Wir steuern über eine kleine Kuppe und auf der rechten Seite in etwa 150m Entfernung steht ein achtköpfiges Rudel Feisthirsche im Buchenbestand und äst an der Hainsimse. Sie werfen auf und ziehen langsam ohne Hektik von uns weg. Sofort gehen die Ferngläser hoch und los geht die „Sortiererei“. Da zwei junge Kronenhirsche, ein Achter, ein Eissprossenzehner, zwei mittelalte Zukunftshirsche und dann noch zwei „alte Bekannte“. „Das Wagenrad“ und „der Büffel“ sind mit im Rudel. Wir kennen Sie seit vielen Jahren und in diesem Jahr haben sie sicher den 12. Kopf erreicht. Doch bis zur Brunft sind es noch einige Wochen und da wir genau wissen, wo sie sich dann aufhalten, haben sie jetzt nichts zu befürchten.
Am erlegten Hirsch
Der Jagdgast ist glücklich über die Erlegung seines Erntehirsches. Etliche Male haben wir es probiert, aber nie kam der Gesuchte in Anblick oder er stand nicht so, dass man ihm die Kugel hätte antragen können. Am zur Strecke gelegten Hirsch erzählt er voller Freude über seine Erlebnisse der letzten Tage. Am Rande höre ich, wie er zu seinen Freunden sagt: „Dann hat der Rath gesagt, das ist der und der, der ist so und so alt, der passt nicht, dem fehlen noch ein paar Jahre. So ging das immer wieder. Ich dachte schon, der will mich verkohlen. Jetzt liegt der Hirsch hier vor uns und er kann es an Hand der Abwurfreihe auch noch beweisen, dass es der Gesuchte ist! Es ist schon beeindruckend, all diese Hirsche zu kennen und vor allem wiederzuerkennen!“
Wiedererkennen
Sicherlich wird der ein oder andere Grünrock die oben beschriebenen Szenen, so oder so ähnlich, schon selbst einmal erlebt haben. Für viele ist es aber nicht ganz alltäglich und selbstverständlich, wie das mit dem Erkennen und Wiedererkennen von Hirschen so vor sich geht. Dabei spielt es keine Rolle, ob das Revier 300 ha oder 3000 ha groß ist. Sicherlich ist es in großen Revieren einfacher, einzelne Stücke bei ihrem Wechselverhalten zu beobachten und ihre Routen zu verfolgen. Das Erkennen von Hirschen beginnt aber mit den ersten, wenn auch nur kurzen oder zeitlich begrenzten Beobachtungen (z.B. Feisthirschreviere; Brunftreviere).
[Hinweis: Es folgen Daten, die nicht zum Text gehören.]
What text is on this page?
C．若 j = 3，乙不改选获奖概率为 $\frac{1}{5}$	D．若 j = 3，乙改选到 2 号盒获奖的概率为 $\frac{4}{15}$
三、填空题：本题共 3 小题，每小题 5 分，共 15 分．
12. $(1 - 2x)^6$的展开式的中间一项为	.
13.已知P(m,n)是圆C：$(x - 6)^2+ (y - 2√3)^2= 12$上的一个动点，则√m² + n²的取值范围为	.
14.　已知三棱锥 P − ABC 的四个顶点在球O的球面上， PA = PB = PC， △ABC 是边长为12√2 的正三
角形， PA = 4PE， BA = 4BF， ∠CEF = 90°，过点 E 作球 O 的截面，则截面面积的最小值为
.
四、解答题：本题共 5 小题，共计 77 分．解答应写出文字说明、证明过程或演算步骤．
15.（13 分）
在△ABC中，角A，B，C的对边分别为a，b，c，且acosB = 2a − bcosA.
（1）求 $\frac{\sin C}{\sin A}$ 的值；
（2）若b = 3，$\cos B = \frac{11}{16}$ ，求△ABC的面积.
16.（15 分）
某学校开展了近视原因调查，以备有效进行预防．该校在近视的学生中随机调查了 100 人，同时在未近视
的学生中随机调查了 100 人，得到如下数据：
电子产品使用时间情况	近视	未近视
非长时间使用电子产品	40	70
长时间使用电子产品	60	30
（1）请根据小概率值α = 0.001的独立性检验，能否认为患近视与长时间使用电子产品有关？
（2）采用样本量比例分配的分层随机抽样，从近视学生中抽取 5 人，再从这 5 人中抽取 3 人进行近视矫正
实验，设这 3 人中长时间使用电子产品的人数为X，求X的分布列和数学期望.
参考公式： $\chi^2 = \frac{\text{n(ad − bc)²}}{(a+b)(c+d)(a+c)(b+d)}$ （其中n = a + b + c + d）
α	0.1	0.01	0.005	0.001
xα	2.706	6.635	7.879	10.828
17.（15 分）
Um sich Hirsche zu „merken“, braucht man entweder ein gutes fotografisches Gedächtnis, eine gute Kamera, Videokamera oder vielleicht auch eine Wildkamera. Ich persönlich bin ein fauler Fotograf und so schicke ich gerne meinen sehr ambitionierten Hobbyfotografen, der bereits Rentner ist, um gutes Bild- und Videomaterial verschiedener Hirsche zu allen Jahreszeiten zu sammeln. Die Ergebnisse zusammengetragen geben einen guten Überblick über das Raum-Zeitverhalten einzelner Individuen. Denn auch die Aufenthaltsstandorte verraten über Jahre hinweg, um wen es sich handelt.
Im Übrigen gilt das auch für das Kahlwild. Gerne nutze ich die guten Bilder zur Unterweisung unserer Azubis, oder wenn mir jemand bei der Jagdgastführung behilflich sein soll. Ein paar Bilder in der Jackentasche sind eine enorme Erleichterung für die an anderen Stellen im Revier „spekulierenden“ Helfer.
Markante Merkmale
Einige Reviernachbarn haben schon gefragt: „Hör mal, hast du den 16-Ender schon mal gesehen, den mit den dicken Stangen, oder den ungeraden 12-er! Kennst Du die!“ Gut gemeint sich auszutauschen. Leider kann ich erst mal sehr wenig mit diesen Aussagen anfangen. Die Beschreibung ist zu allgemein. Ich persönlich zähle vorerst keine Enden. Ich merke mir das Bild des Hirsches. Seinen kompletten Geweihaufbau und ich suche nach auffälligen Merkmalen seines Körpers.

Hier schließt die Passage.